Jahitan NU dan Muhammadiyah pada Rumah NKRI
Dengarkan artikel ini
image_pdfDownload PDF

Ketika Ir Soekarno berada dihadapan anggota Sidang Badan Penyelidikan Usaha Persiapan Kemerdekaan Indonesia (BPUPKI), yang didirikan pada Maret 1945, dengan tenang dan lantang penuh kharisma, Soekarno mengatakan, bahwa Indonesia hendak mendirikan negara “Semua untuk Semua”, bukan satu orang, ataupun satu golongan, tetapi juga karena peran yang disepakati oleh tokoh-tokoh NU dan Muhammadiyah dalam membentuk NKRI.

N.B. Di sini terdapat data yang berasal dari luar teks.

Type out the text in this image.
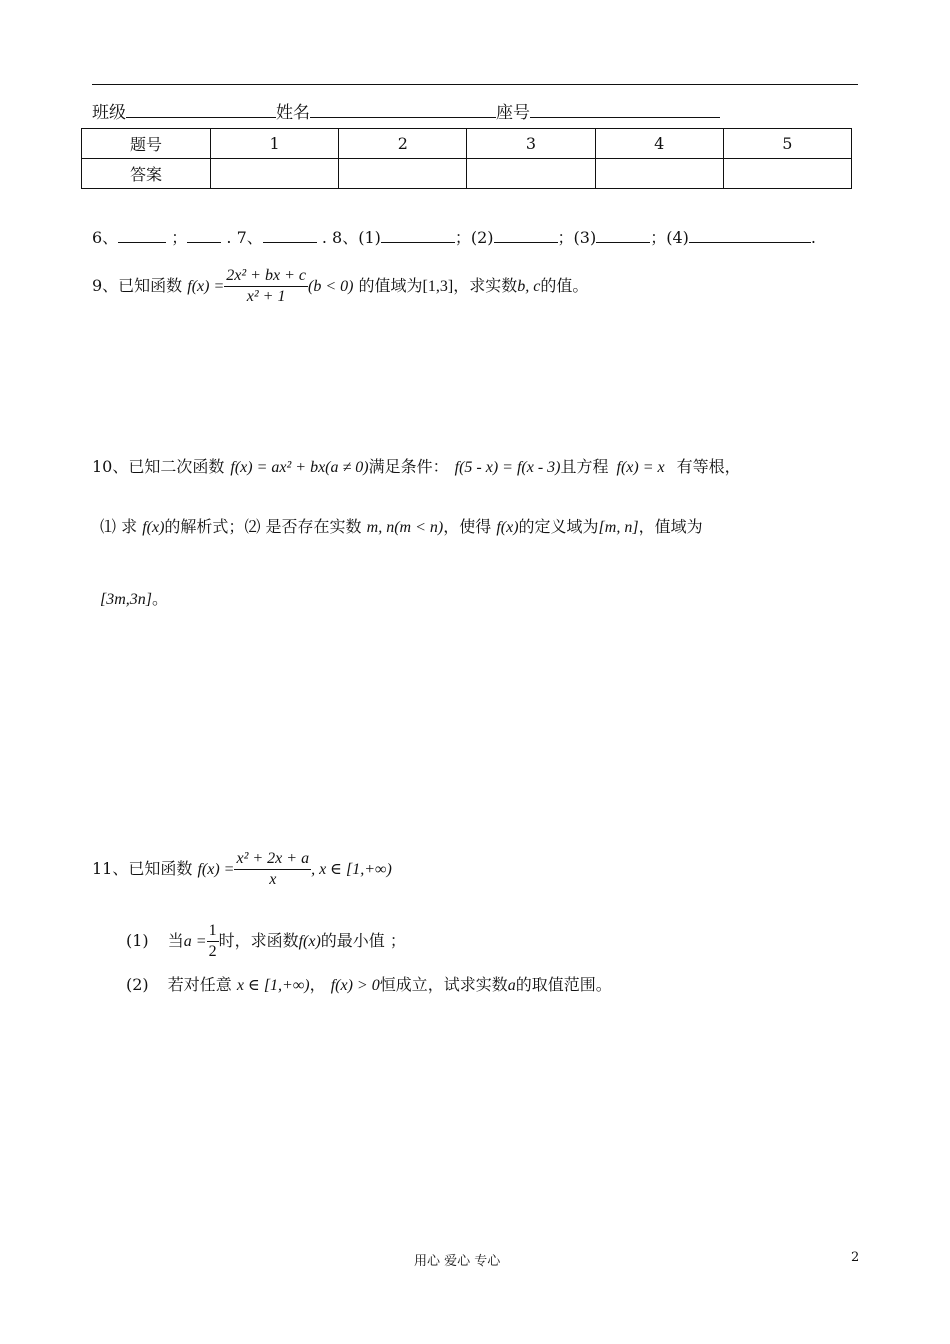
班级	姓名	座号
题号	1	2	3	4	5
答案					
6、	； . 7、	. 8、(1)	；(2)	；(3)	；(4)	.
9、已知函数 $f(x) = \frac{\text{2x² + bx + c}}{\text{x² + 1}} (b < 0)$ 的值域为[1,3]，求实数b, c的值。
10、已知二次函数 f(x) = ax² + bx(a ≠ 0)满足条件： f(5 - x) = f(x - 3)且方程 f(x) = x 有等根，
⑴ 求 f(x)的解析式；⑵ 是否存在实数 m, n(m < n)，使得 f(x)的定义域为[m, n]，值域为
[3m,3n]。
11、已知函数 $f(x) = \frac{\text{x² + 2x + a}}{x}$ , x ∈ [1,+∞)
(1) 当$a = \frac{1}{2}$ 时，求函数f(x)的最小值 ；
(2) 若对任意 x ∈ [1,+∞)， f(x) > 0恒成立，试求实数a的取值范围。
用心 爱心 专心	2
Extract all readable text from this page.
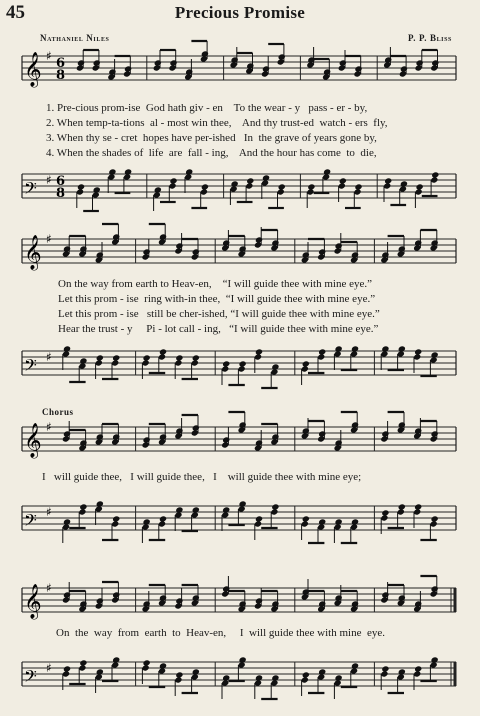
45	Precious Promise
Nathaniel Niles	P. P. Bliss
𝄞 ♯ 6
8
1. Pre-cious prom-ise  God hath giv - en    To the wear - y   pass - er - by,
2. When temp-ta-tions  al - most win thee,    And thy trust-ed  watch - ers  fly,
3. When thy se - cret  hopes have per-ished   In  the grave of years gone by,
4. When the shades of  life  are  fall - ing,    And the hour has come  to  die,
𝄢 ♯ 6
8
𝄞 ♯
On the way from earth to Heav-en,    “I will guide thee with mine eye.”
Let this prom - ise  ring with-in thee,  “I will guide thee with mine eye.”
Let this prom - ise   still be cher-ished, “I will guide thee with mine eye.”
Hear the trust - y     Pi - lot call - ing,   “I will guide thee with mine eye.”
𝄢 ♯
Chorus
𝄞 ♯
I   will guide thee,   I will guide thee,   I    will guide thee with mine eye;
𝄢 ♯
𝄞 ♯
On  the  way  from  earth  to  Heav-en,     I  will guide thee with mine  eye.
𝄢 ♯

Akhirnya, dibentuklah Panitia Persiapan kemerdekaan Indonesia (PPKI). Sebelum PPKI melakukan rapat, tersiarlah kabar tentang jatuhnya bom atom yang menghancurkan Hiroshima dan Nagasaki. Kaisar Dai Nippon mengibarkan bendera meyerah terhadap sekutu

Kabar tersebut, disambut oleh kelompok muda, dan mendesak Soekarno dan Bung Hatta untuk segara deklarasi kemerdekaan bangsa Indonesia Pada kesempatan itu, tokoh-tokoh NU dan Muhammadiyah ikut andil dalam merumuskan bangsa dan negara Indonesia.

Kiprah Soekarno

Pasca perdebatan antara Soekarno-Hatta dan kaum muda, dalam buku “Samudera Merah Putih 19 September 1945”, Jilid 1,  karya Lasmidjah Hardi ditulisakan, bahwa alasan Bung Karno adalah nilai mistis religius.

Dengan demikian, Bung Karno memilih tanggal 17 sebagai hari pembacaan teks proklamasi kemerdekaan. Karena 17 merupakan angka suci, yang berkaitan dengan 17 Ramadhan turunya Al-Qur’an, dan 17 tepat pada hari Jum’at, juga seluruh rakaat shalat umat Islam berjumlah 17.

“Saya seorang yang percaya pada mistik. Saya tidak dapat menerangkan dengan pertimbangan akal, mengapa tanggal 17 lebih memberi harapan kepadaku. Akan tetapi saya merasakan di dalam kalbuku, bahwa itu adalah saat yang baik” jelas Bung Karno saat itu, kepada kelompok muda.

Kini, setelah memasuki usia yang ke 73, dari masa kemerdekaan bangsa Indonesia, dengan pergantian tujuh kali presiden, banyak pencapaian yang telah diraih. Tapi tak sedikit pula persoalan yang mesti diselesaikan bersama.

Kiprah NU dan Muhammadiyah dalam Membangun NKRI

Di bulan Agustus ini, yang menjadi momentum  peringatan kemerdekaan bangsa Indonesia. Telah terjadi sebuah lompatan besar dalam perjalanan bangsa ke depan. Sebagai benteng pertahanan Negara Kesatuan Republik Indonesia sekaligus sebagai sumbuh peradaban dan perdamaian dunia.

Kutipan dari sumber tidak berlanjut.